Cancer Is Not Necessarily A Death Sentence

Deborah Frett

BY LOUIS C. WARD

LEESBURG – Years ago, when people heard the “C” word.  It meant a death sentence.

Deborah Frett, a 13-year cancer survivor, advises newly diagnosed cancer patients that “hearing the “C” word today is not unto death.” There are new treatments and therapies that are curing cancer and prolonging the lives of cancer patients. Deborah is a living testimony to that.

Yes, breast cancer is still a major disease that kills about 42,000 women and 500 men in the United States every year.  But when breast cancer is caught at an early stage, people live longer.

Diagnosed in April 2010 with stage 4 breast cancer, Deborah was depressed. “I was expecting, but wasn’t expecting cancer.”  She felt a lump, but the “lump played hide and seek with me.  It wouldn’t always show up.”  Then one time the doctor caught it and because of the size of the lump, he determined it was stage 4 breast cancer.

Deborah immediately had a mastectomy of her right breast.  Part of Deborah’s policy for fighting to live with the disease was “not to wait or put things off, but to act immediately with lots of prayer.”

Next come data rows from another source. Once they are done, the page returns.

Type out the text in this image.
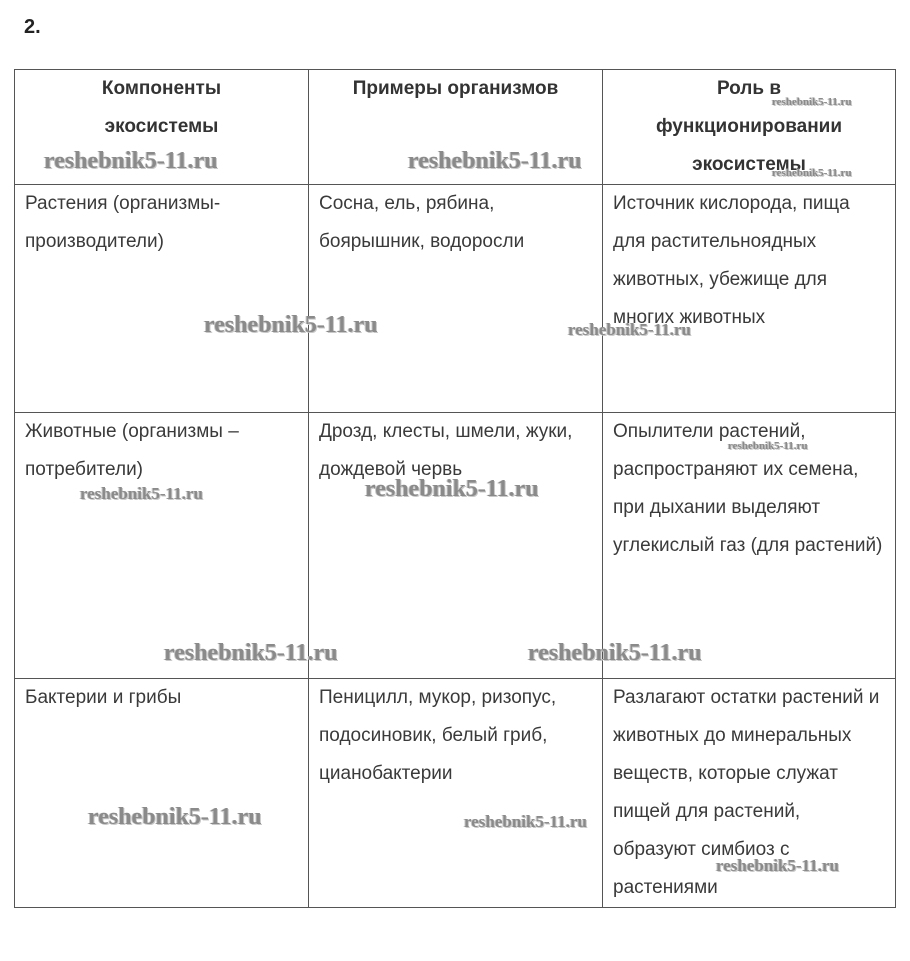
2.
Компоненты экосистемы	Примеры организмов	Роль в функционировании экосистемы
Растения (организмы-производители)	Сосна, ель, рябина, боярышник, водоросли	Источник кислорода, пища для растительноядных животных, убежище для многих животных
Животные (организмы – потребители)	Дрозд, клесты, шмели, жуки, дождевой червь	Опылители растений, распространяют их семена, при дыхании выделяют углекислый газ (для растений)
Бактерии и грибы	Пеницилл, мукор, ризопус, подосиновик, белый гриб, цианобактерии	Разлагают остатки растений и животных до минеральных веществ, которые служат пищей для растений, образуют симбиоз с растениями
reshebnik5-11.ru	reshebnik5-11.ru
reshebnik5-11.ru
reshebnik5-11.ru
reshebnik5-11.ru	reshebnik5-11.ru
reshebnik5-11.ru
reshebnik5-11.ru	reshebnik5-11.ru
reshebnik5-11.ru	reshebnik5-11.ru
reshebnik5-11.ru	reshebnik5-11.ru
reshebnik5-11.ru
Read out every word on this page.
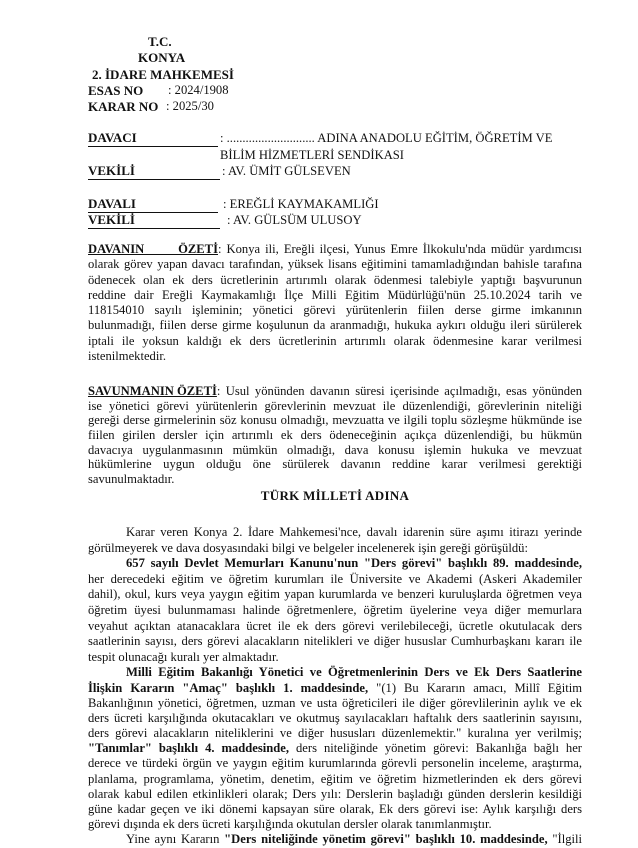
T.C.
KONYA
2. İDARE MAHKEMESİ
ESAS NO : 2024/1908
KARAR NO : 2025/30
DAVACI	: ............................ ADINA ANADOLU EĞİTİM, ÖĞRETİM VE
BİLİM HİZMETLERİ SENDİKASI
VEKİLİ	: AV. ÜMİT GÜLSEVEN
DAVALI	: EREĞLİ KAYMAKAMLIĞI
VEKİLİ	: AV. GÜLSÜM ULUSOY
DAVANIN ÖZETİ : Konya ili, Ereğli ilçesi, Yunus Emre İlkokulu'nda müdür yardımcısı
olarak görev yapan davacı tarafından, yüksek lisans eğitimini tamamladığından bahisle tarafına
ödenecek olan ek ders ücretlerinin artırımlı olarak ödenmesi talebiyle yaptığı başvurunun
reddine dair Ereğli Kaymakamlığı İlçe Milli Eğitim Müdürlüğü'nün 25.10.2024 tarih ve
118154010 sayılı işleminin; yönetici görevi yürütenlerin fiilen derse girme imkanının
bulunmadığı, fiilen derse girme koşulunun da aranmadığı, hukuka aykırı olduğu ileri sürülerek
iptali ile yoksun kaldığı ek ders ücretlerinin artırımlı olarak ödenmesine karar verilmesi
istenilmektedir.
SAVUNMANIN ÖZETİ : Usul yönünden davanın süresi içerisinde açılmadığı, esas yönünden
ise yönetici görevi yürütenlerin görevlerinin mevzuat ile düzenlendiği, görevlerinin niteliği
gereği derse girmelerinin söz konusu olmadığı, mevzuatta ve ilgili toplu sözleşme hükmünde ise
fiilen girilen dersler için artırımlı ek ders ödeneceğinin açıkça düzenlendiği, bu hükmün
davacıya uygulanmasının mümkün olmadığı, dava konusu işlemin hukuka ve mevzuat
hükümlerine uygun olduğu öne sürülerek davanın reddine karar verilmesi gerektiği
savunulmaktadır.
TÜRK MİLLETİ ADINA
Karar veren Konya 2. İdare Mahkemesi'nce, davalı idarenin süre aşımı itirazı yerinde
görülmeyerek ve dava dosyasındaki bilgi ve belgeler incelenerek işin gereği görüşüldü:
657 sayılı Devlet Memurları Kanunu'nun "Ders görevi" başlıklı 89. maddesinde,
her derecedeki eğitim ve öğretim kurumları ile Üniversite ve Akademi (Askeri Akademiler
dahil), okul, kurs veya yaygın eğitim yapan kurumlarda ve benzeri kuruluşlarda öğretmen veya
öğretim üyesi bulunmaması halinde öğretmenlere, öğretim üyelerine veya diğer memurlara
veyahut açıktan atanacaklara ücret ile ek ders görevi verilebileceği, ücretle okutulacak ders
saatlerinin sayısı, ders görevi alacakların nitelikleri ve diğer hususlar Cumhurbaşkanı kararı ile
tespit olunacağı kuralı yer almaktadır.
Milli Eğitim Bakanlığı Yönetici ve Öğretmenlerinin Ders ve Ek Ders Saatlerine
İlişkin Kararın "Amaç" başlıklı 1. maddesinde, "(1) Bu Kararın amacı, Millî Eğitim
Bakanlığının yönetici, öğretmen, uzman ve usta öğreticileri ile diğer görevlilerinin aylık ve ek
ders ücreti karşılığında okutacakları ve okutmuş sayılacakları haftalık ders saatlerinin sayısını,
ders görevi alacakların niteliklerini ve diğer hususları düzenlemektir." kuralına yer verilmiş;
"Tanımlar" başlıklı 4. maddesinde, ders niteliğinde yönetim görevi: Bakanlığa bağlı her
derece ve türdeki örgün ve yaygın eğitim kurumlarında görevli personelin inceleme, araştırma,
planlama, programlama, yönetim, denetim, eğitim ve öğretim hizmetlerinden ek ders görevi
olarak kabul edilen etkinlikleri olarak; Ders yılı: Derslerin başladığı günden derslerin kesildiği
güne kadar geçen ve iki dönemi kapsayan süre olarak, Ek ders görevi ise: Aylık karşılığı ders
görevi dışında ek ders ücreti karşılığında okutulan dersler olarak tanımlanmıştır.
Yine aynı Kararın "Ders niteliğinde yönetim görevi" başlıklı 10. maddesinde, "İlgili
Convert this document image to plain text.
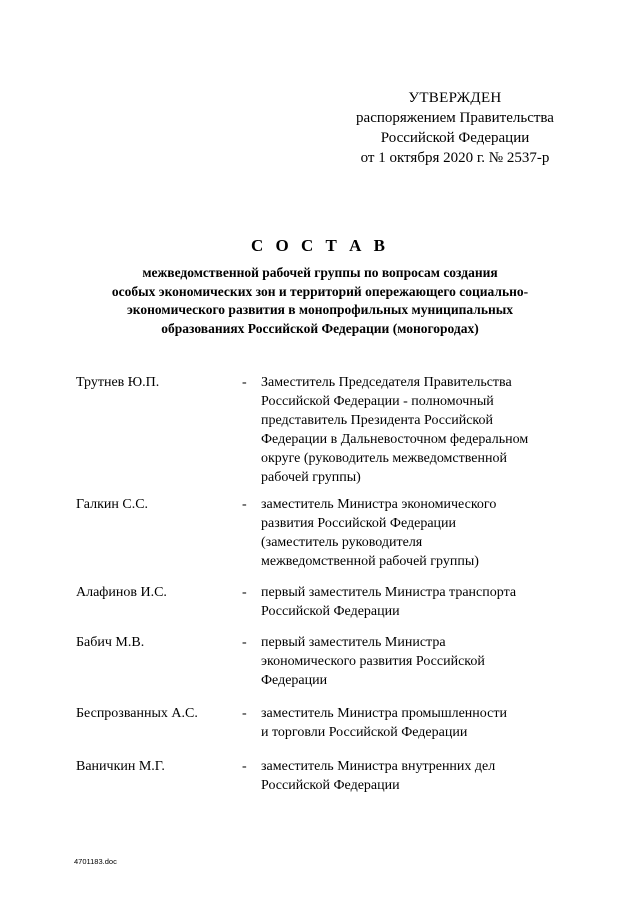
УТВЕРЖДЕН
распоряжением Правительства
Российской Федерации
от 1 октября 2020 г. № 2537-р
С О С Т А В
межведомственной рабочей группы по вопросам создания
особых экономических зон и территорий опережающего социально-
экономического развития в монопрофильных муниципальных
образованиях Российской Федерации (моногородах)
Трутнев Ю.П.	- Заместитель Председателя Правительства
Российской Федерации - полномочный
представитель Президента Российской
Федерации в Дальневосточном федеральном
округе (руководитель межведомственной
рабочей группы)
Галкин С.С.	- заместитель Министра экономического
развития Российской Федерации
(заместитель руководителя
межведомственной рабочей группы)
Алафинов И.С.	- первый заместитель Министра транспорта
Российской Федерации
Бабич М.В.	- первый заместитель Министра
экономического развития Российской
Федерации
Беспрозванных А.С.	- заместитель Министра промышленности
и торговли Российской Федерации
Ваничкин М.Г.	- заместитель Министра внутренних дел
Российской Федерации
4701183.doc
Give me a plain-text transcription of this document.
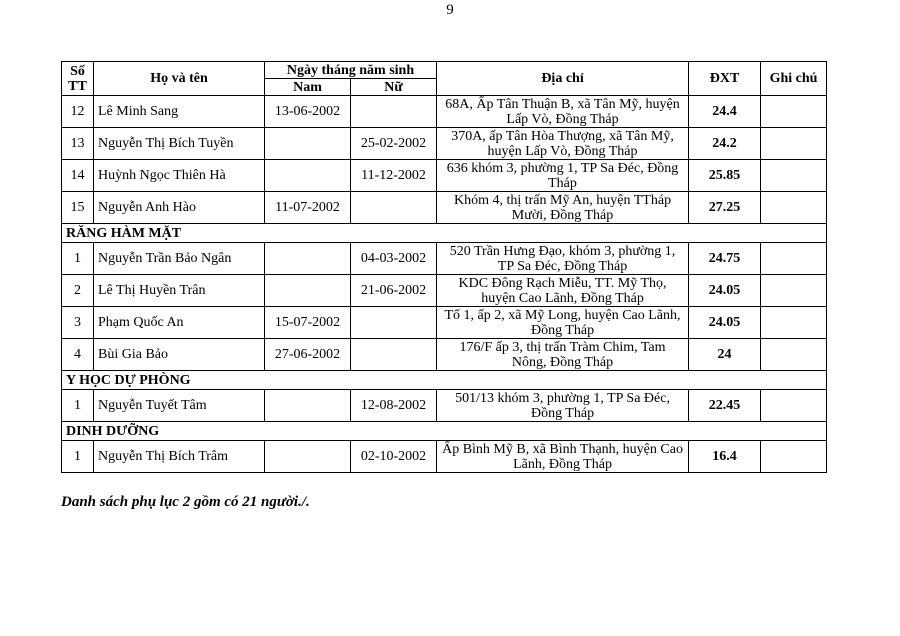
9
Số TT	Họ và tên	Ngày tháng năm sinh		Địa chỉ	ĐXT	Ghi chú
		Nam	Nữ			
12	Lê Minh Sang	13-06-2002		68A, Ấp Tân Thuận B, xã Tân Mỹ, huyện Lấp Vò, Đồng Tháp	24.4	
13	Nguyễn Thị Bích Tuyền		25-02-2002	370A, ấp Tân Hòa Thượng, xã Tân Mỹ, huyện Lấp Vò, Đồng Tháp	24.2	
14	Huỳnh Ngọc Thiên Hà		11-12-2002	636 khóm 3, phường 1, TP Sa Đéc, Đồng Tháp	25.85	
15	Nguyễn Anh Hào	11-07-2002		Khóm 4, thị trấn Mỹ An, huyện TTháp Mười, Đồng Tháp	27.25	
RĂNG HÀM MẶT						
1	Nguyễn Trần Bảo Ngân		04-03-2002	520 Trần Hưng Đạo, khóm 3, phường 1, TP Sa Đéc, Đồng Tháp	24.75	
2	Lê Thị Huyền Trân		21-06-2002	KDC Đông Rạch Miễu, TT. Mỹ Thọ, huyện Cao Lãnh, Đồng Tháp	24.05	
3	Phạm Quốc An	15-07-2002		Tổ 1, ấp 2, xã Mỹ Long, huyện Cao Lãnh, Đồng Tháp	24.05	
4	Bùi Gia Bảo	27-06-2002		176/F ấp 3, thị trấn Tràm Chim, Tam Nông, Đồng Tháp	24	
Y HỌC DỰ PHÒNG						
1	Nguyễn Tuyết Tâm		12-08-2002	501/13 khóm 3, phường 1, TP Sa Đéc, Đồng Tháp	22.45	
DINH DƯỠNG						
1	Nguyễn Thị Bích Trâm		02-10-2002	Ấp Bình Mỹ B, xã Bình Thạnh, huyện Cao Lãnh, Đồng Tháp	16.4	
Danh sách phụ lục 2 gồm có 21 người./.
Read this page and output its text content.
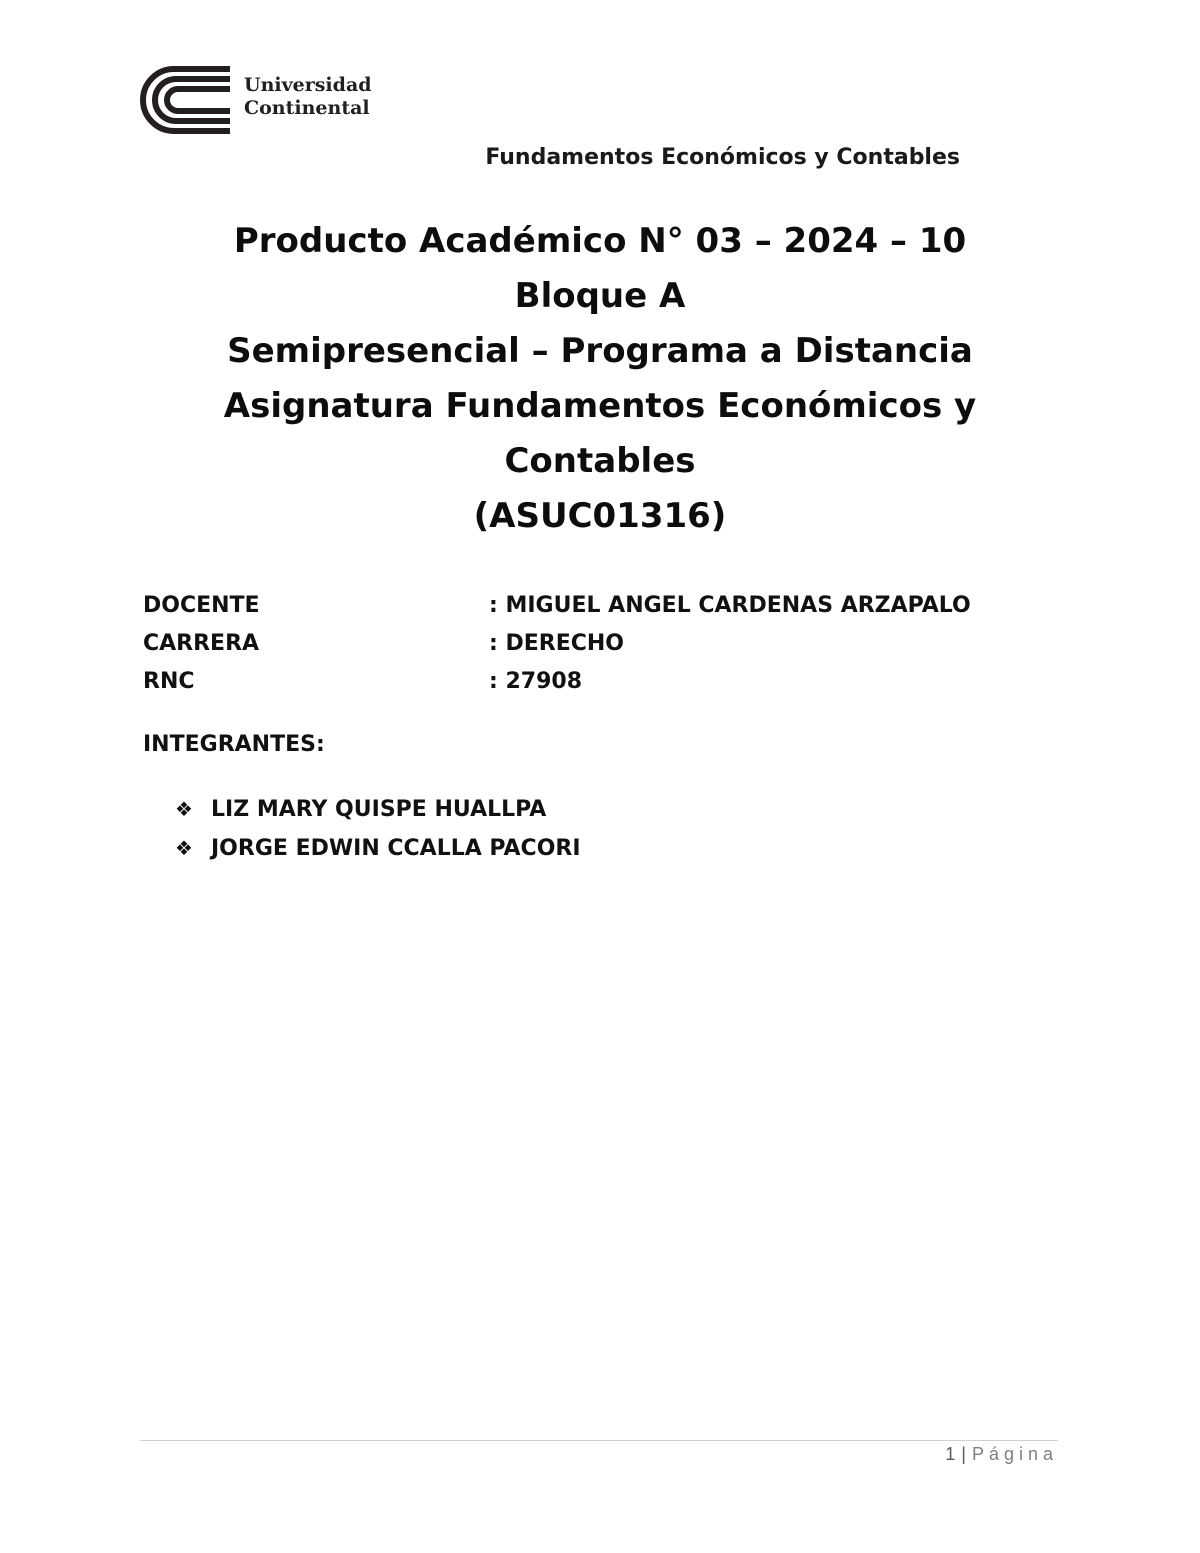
Universidad
Continental
Fundamentos Económicos y Contables
Producto Académico N° 03 – 2024 – 10
Bloque A
Semipresencial – Programa a Distancia
Asignatura Fundamentos Económicos y
Contables
(ASUC01316)
DOCENTE	: MIGUEL ANGEL CARDENAS ARZAPALO
CARRERA	: DERECHO
RNC	: 27908
INTEGRANTES:
❖ LIZ MARY QUISPE HUALLPA
❖ JORGE EDWIN CCALLA PACORI
1 | Página
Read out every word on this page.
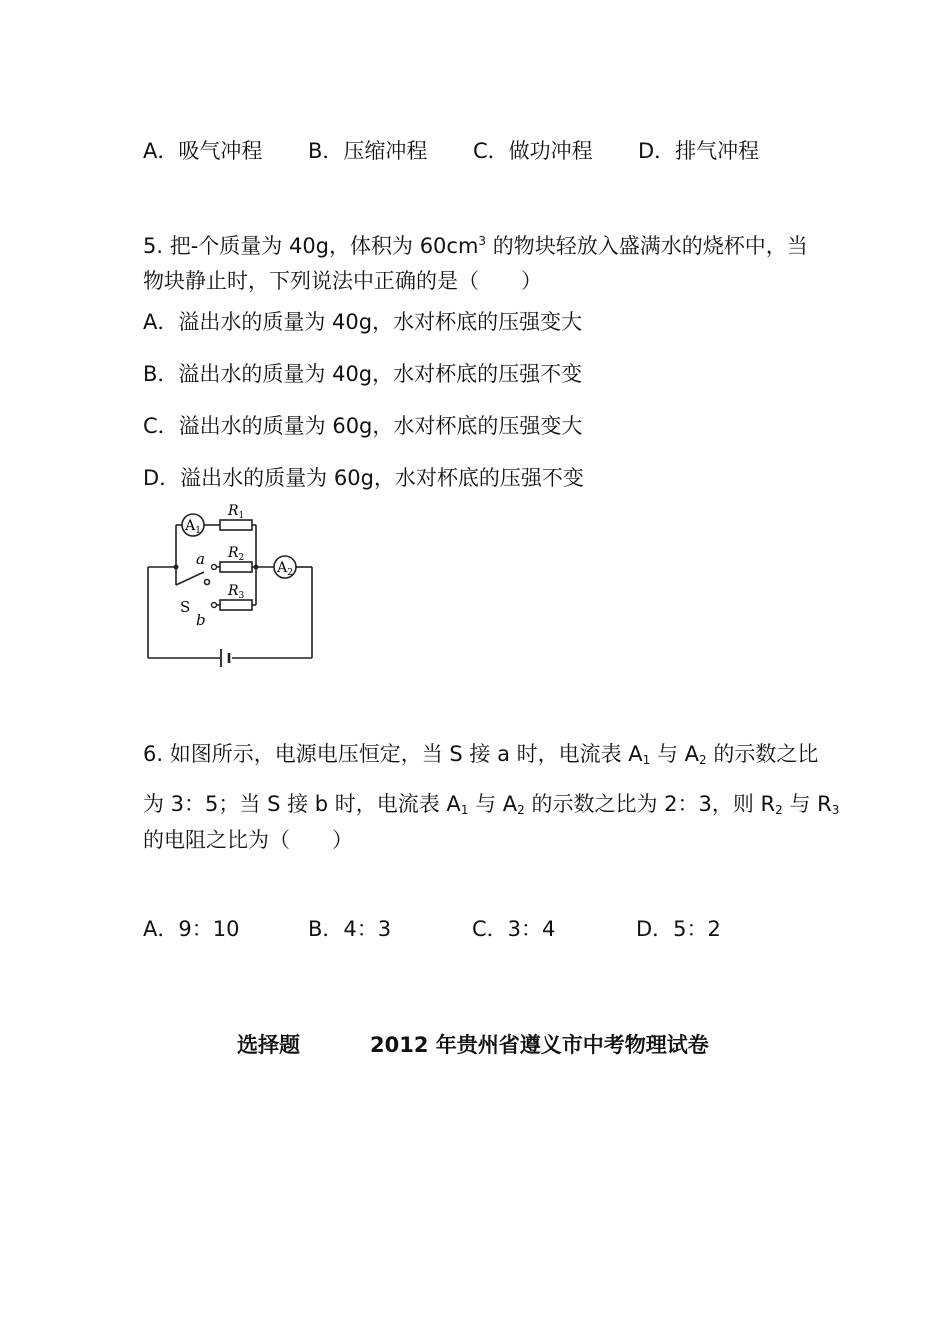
A．吸气冲程 B．压缩冲程 C．做功冲程 D．排气冲程
5. 把-个质量为 40g，体积为 $60cm^3$ 的物块轻放入盛满水的烧杯中，当
物块静止时，下列说法中正确的是（　　）
A．溢出水的质量为 40g，水对杯底的压强变大
B．溢出水的质量为 40g，水对杯底的压强不变
C．溢出水的质量为 60g，水对杯底的压强变大
D．溢出水的质量为 60g，水对杯底的压强不变
$A_1$
$A_2$
$R_1$
$R_2$
$R_3$
a
S
b
6. 如图所示，电源电压恒定，当 S 接 a 时，电流表 $A_1$ 与 $A_2$ 的示数之比
为 3：5；当 S 接 b 时，电流表 $A_1$ 与 $A_2$ 的示数之比为 2：3，则 $R_2$ 与 $R_3$
的电阻之比为（　　）
A．9：10	B．4：3	C．3：4	D．5：2
选择题	2012 年贵州省遵义市中考物理试卷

Despite having an encouraging doctor who told her to get up in the morning and just open her curtains and think positive, the fear lingered for the first six months. The chemotherapy treatment began with a surgery for implanting a port in her arm for a large needle that would be used to transport the chemo through her veins.  During her four rounds of chemo every 21 days for almost three hours, Deborah never got sick or threw up like most patients.

Deborah credits her healing with listening to her body, doing the preventive measures like taking her annual mammograms, following what her doctors prescribed, and staying positive about life. The reality is, Deborah says, “Do I wake up some days thinking that my cancer might come back? Yes, I do. But I won’t dwell on it.”